Assim como em São Paulo, a frota tem crescido significativamente em outras cidades, conforme o Inventário Nacional de Emissões organizado pelo Iema. “Ter um carro para viajar, para usar no final de semana não é problema nenhum. O crescimento da frota ocorre em todos os países que passaram por um crescimento de renda, isso é inevitável. Mas uma cidade não pode ser pensada para recepcionar essa frota crescente e proporcionar condições para que todos circulem ao mesmo tempo. O foco tem que ser no transporte que garante o deslocamento de um número maior de pessoas. É fundamental pensar em incentivos ao transporte público e não motorizado”, defende, citando a implementação de corredores exclusivos de ônibus e restrições a estacionamento privado em espaços públicos como exemplos de medidas necessárias.“É óbvio que produzir veículos mais limpos é importante, mas se o governo federal tem condições de alocar mais recursos públicos, que seja para investir em transporte público mais limpo”, completa, lembrando que um ônibus usa menos energia para transportar pessoas do que veículos individuais. “Mesmo com o desenvolvimento de carros mais limpos, mesmo se tivermos carros hibridos e elétricos, ainda assim teremos problemas se não houver mudanças no padrão de mobilidade. Brevemente estaremos no que chamamos de ecocongestionamento, um trânsito igualmente parado, só que com carros mais limpos”, afirma. “E aí cabem outros questionamentos. De onde vai vir a energia elétrica para abastecer esse congestionamento? E se for de uma termoelétrica? O transporte público é mais eficiente no uso de energia e todos ganham”, afirma.
Ar sujo
Em linhas gerais, o monitoramento da qualidade do ar nas principais metrópoles do país ainda é deficiente, o que dificulta o monitoramento dos índices. Em São Paulo, a falta de chuvas na capital e o tempo seco tem agravado a poluição, e nas últimas semanas os termômetros da capital monitoram a qualidade do ar têm apresentado índices alarmantes. O ar sujo afeta principalmente crianças e idosos. “Nesses períodos de mais secura do ar os atendimentos por urgência aumentam significativamente”, explica o pneumologista pediátrico Luiz Vicente Ribeiro Ferreira da Silva Filho, do Instituto da Criança do Hospital das Clínicas. “A exposição a poluentes interfere significativamente na saúde das crianças”.

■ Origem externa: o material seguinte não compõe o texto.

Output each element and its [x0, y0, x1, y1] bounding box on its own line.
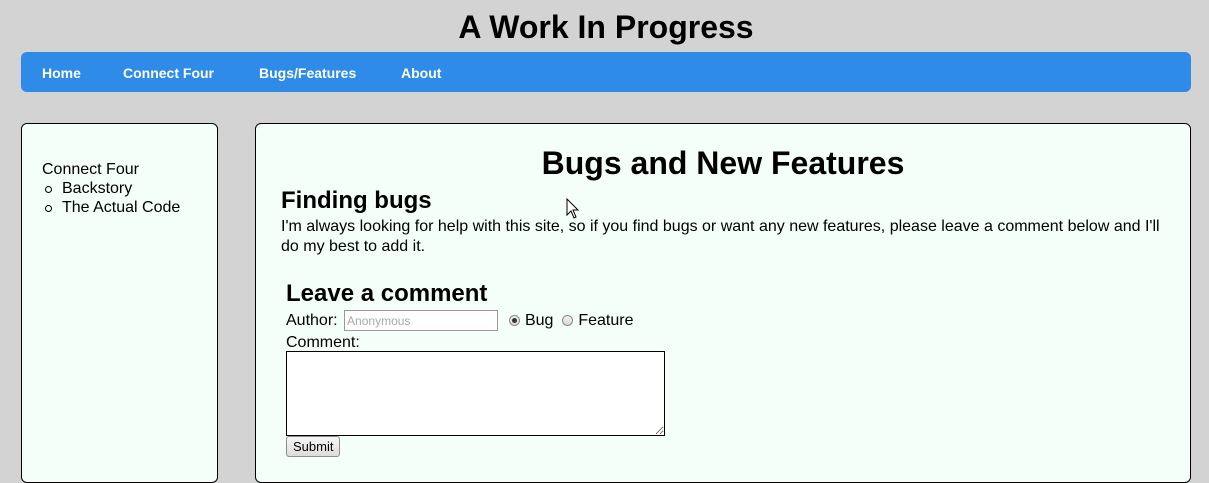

Questionado sobre o pedido por parte das montadoras de mais investimentos para a produção e venda de automóveis, ele lembra que a questão é complexa, defendendo que o tema deve ser abordado em profundidade. “A conjuntura precisa ser vista como um todo e o tema envolve outras questões. Se por um lado o aumento da frota é ruim para o ambiente, por outro lado pode ter um impacto na economia importante, é preciso considerar isso na análise”, afirma preocupado em não simplificar a questão antes de dar sua avaliação como médico:
“É lógico que com mais carros na rua, mais poluição. Em termos de saúde, seria melhor o transporte público, medidas para que a gente tenha menos veículos na rua, medidas que estimulem uso da bicicleta e caminhadas contra medidas que estimulem a venda e aumento da frota particular”.